Xi Jinping, recebido calorosamente em Moscovo, pode ser mediador credível de uma negociação para o fim da guerra na Ucrânia?

O líder do dragão chinês é autor da única proposta negocial lançada para a arena internacional. Putin já declarou a Rússia aberta “a uma solução geopolítica da crise da Ucrânia”. Acrescentou a definição dos contornos: “uma conversa séria, tendo em conta a realidade geopolítica prevalecente”.

Entra aqui o problema: Putin abre-se à negociação do fim do confronto, tendo como base a realidade no terreno, que é de ocupação militar russa de territórios da Ucrânia, designadamente a Crimeia (desde 2014) e o Donbass (neste último base). São pontos de partida intoleráveis para a Ucrânia e para os aliados ocidentais.

É bom sinal que finalmente se fale de cessar-fogo. É preciso parar a devastação e matança em curso. Mas a proposta chinesa não tem em conta a realidade criada com a invasão russa: há território de uma nação soberana que está a ser agredido e brutalmente ocupado pelo invasor russo, com prática de crimes de guerra. Putin, em fase de organização da acusação de genocida, já está formalmente acusado de ser ladrão de crianças da Ucrânia.

O urso russo, na véspera de receber o dragão chinês quis marcar o terreno: Putin foi à cidade de Mariupol que martirizou barbaramente há um ano e, agora, envolveu-se numa encenação para mostrar como a Rússia está a controlar a cidade e a região e faz “a felicidade dos habitantes” de um bairro da cidade costeira já reconstruído pelos russos para habitantes que até falam, agradecidos, de “novo paraíso”. Teatro eficaz para a propaganda na Rússia.

A iniciativa negocial chinesa aparece no momento que convém a Putin: as tropas russas alimentadas pelos mercenários Wagner recuperaram a vantagem territorial na Ucrânia que tinham conquistado no início da guerra e sabe-se que a Ucrânia está a ser equipada para poder, já nas próximas semanas, lançar contra-ofensiva robusta. 

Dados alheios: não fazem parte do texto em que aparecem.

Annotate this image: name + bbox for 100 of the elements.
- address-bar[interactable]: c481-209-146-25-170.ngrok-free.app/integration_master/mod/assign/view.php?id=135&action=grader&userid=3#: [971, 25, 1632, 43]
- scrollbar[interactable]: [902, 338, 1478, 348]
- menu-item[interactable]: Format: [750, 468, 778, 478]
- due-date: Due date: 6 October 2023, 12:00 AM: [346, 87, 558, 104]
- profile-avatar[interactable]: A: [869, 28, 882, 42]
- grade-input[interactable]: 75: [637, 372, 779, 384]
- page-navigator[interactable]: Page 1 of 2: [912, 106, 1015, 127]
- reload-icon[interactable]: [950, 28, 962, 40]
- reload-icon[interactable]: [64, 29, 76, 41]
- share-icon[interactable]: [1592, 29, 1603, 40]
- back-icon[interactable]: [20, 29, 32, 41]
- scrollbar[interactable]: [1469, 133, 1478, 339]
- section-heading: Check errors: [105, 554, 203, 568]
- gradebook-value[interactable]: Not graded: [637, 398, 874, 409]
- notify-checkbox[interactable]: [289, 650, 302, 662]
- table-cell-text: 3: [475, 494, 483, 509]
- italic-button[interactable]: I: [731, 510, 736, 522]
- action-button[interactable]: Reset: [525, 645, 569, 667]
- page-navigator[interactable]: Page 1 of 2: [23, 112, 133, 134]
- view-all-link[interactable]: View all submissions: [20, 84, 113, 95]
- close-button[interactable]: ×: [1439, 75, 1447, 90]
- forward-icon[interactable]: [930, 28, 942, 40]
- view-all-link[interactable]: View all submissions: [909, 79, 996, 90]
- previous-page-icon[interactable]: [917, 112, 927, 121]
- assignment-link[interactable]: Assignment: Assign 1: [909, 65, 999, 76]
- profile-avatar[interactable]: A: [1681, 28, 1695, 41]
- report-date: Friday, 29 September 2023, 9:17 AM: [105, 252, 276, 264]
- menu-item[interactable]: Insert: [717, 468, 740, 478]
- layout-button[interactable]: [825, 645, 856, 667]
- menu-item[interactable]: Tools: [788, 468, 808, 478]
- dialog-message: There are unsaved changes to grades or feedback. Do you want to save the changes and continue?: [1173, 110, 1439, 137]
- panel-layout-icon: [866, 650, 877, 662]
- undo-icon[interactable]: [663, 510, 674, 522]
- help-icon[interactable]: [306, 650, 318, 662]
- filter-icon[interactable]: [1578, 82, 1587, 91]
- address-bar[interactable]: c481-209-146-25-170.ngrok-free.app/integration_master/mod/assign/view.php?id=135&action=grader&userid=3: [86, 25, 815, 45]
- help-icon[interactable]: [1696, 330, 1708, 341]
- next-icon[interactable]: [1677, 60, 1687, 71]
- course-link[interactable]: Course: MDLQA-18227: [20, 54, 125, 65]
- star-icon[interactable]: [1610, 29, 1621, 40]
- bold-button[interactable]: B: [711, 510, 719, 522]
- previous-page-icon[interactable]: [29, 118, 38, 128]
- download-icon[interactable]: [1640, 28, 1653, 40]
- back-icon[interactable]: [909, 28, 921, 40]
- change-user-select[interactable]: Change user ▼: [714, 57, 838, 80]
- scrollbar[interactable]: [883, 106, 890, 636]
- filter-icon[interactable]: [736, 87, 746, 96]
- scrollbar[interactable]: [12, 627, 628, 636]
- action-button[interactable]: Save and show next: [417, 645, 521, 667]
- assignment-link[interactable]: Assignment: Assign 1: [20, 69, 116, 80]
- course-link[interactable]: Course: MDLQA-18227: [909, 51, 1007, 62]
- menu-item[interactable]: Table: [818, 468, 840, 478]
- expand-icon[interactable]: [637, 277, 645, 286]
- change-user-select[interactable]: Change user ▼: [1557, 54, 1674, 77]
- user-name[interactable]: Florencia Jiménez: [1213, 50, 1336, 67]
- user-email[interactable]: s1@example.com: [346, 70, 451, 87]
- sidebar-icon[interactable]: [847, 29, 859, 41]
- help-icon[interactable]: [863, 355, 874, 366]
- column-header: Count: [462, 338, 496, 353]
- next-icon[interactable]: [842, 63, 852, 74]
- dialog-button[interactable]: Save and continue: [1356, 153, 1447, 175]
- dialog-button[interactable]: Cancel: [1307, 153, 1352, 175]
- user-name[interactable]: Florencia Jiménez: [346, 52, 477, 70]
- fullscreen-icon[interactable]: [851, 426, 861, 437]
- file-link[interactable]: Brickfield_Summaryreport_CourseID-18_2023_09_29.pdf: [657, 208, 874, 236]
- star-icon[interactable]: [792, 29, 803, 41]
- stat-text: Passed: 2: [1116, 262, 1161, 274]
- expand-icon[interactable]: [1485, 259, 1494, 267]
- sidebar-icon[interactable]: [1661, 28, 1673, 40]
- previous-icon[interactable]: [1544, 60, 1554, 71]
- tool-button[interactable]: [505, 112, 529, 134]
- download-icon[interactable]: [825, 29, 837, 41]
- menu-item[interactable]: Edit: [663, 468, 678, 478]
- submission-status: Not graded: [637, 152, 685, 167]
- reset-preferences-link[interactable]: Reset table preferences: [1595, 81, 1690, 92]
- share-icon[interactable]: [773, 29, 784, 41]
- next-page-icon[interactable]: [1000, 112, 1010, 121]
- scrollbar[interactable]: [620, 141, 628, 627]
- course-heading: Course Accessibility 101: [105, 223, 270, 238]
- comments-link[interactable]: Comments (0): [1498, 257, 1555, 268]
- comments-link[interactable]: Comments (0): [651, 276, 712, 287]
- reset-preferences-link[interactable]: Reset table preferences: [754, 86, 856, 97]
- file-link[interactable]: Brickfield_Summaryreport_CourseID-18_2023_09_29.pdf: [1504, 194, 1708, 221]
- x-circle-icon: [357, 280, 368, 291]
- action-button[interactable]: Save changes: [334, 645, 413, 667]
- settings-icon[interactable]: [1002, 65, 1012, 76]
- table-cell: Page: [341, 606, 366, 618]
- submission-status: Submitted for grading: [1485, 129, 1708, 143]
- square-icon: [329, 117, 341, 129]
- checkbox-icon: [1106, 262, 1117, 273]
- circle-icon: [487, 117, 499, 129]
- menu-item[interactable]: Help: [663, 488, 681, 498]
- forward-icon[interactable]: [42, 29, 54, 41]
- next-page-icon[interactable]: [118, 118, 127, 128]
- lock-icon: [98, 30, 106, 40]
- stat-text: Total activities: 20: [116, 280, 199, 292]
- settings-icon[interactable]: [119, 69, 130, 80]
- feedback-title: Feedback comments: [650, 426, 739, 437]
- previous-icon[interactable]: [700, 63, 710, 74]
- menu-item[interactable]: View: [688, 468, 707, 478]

Este é, portanto, o momento que interessa a Putin e que serve à China para aparecer aos países do hemisfério sul como promotor de paz. Xi, numa operação de equilibrismo, propaga a imagem de líder pacifista, apesar da subtil retórica anti-americana e anti-ocidental.

A Ucrânia e os aliados ocidentais, ao recusarem a negociação com base na atual realidade, ficam expostas á acusação de Putin de serem quem não quer negociar a paz.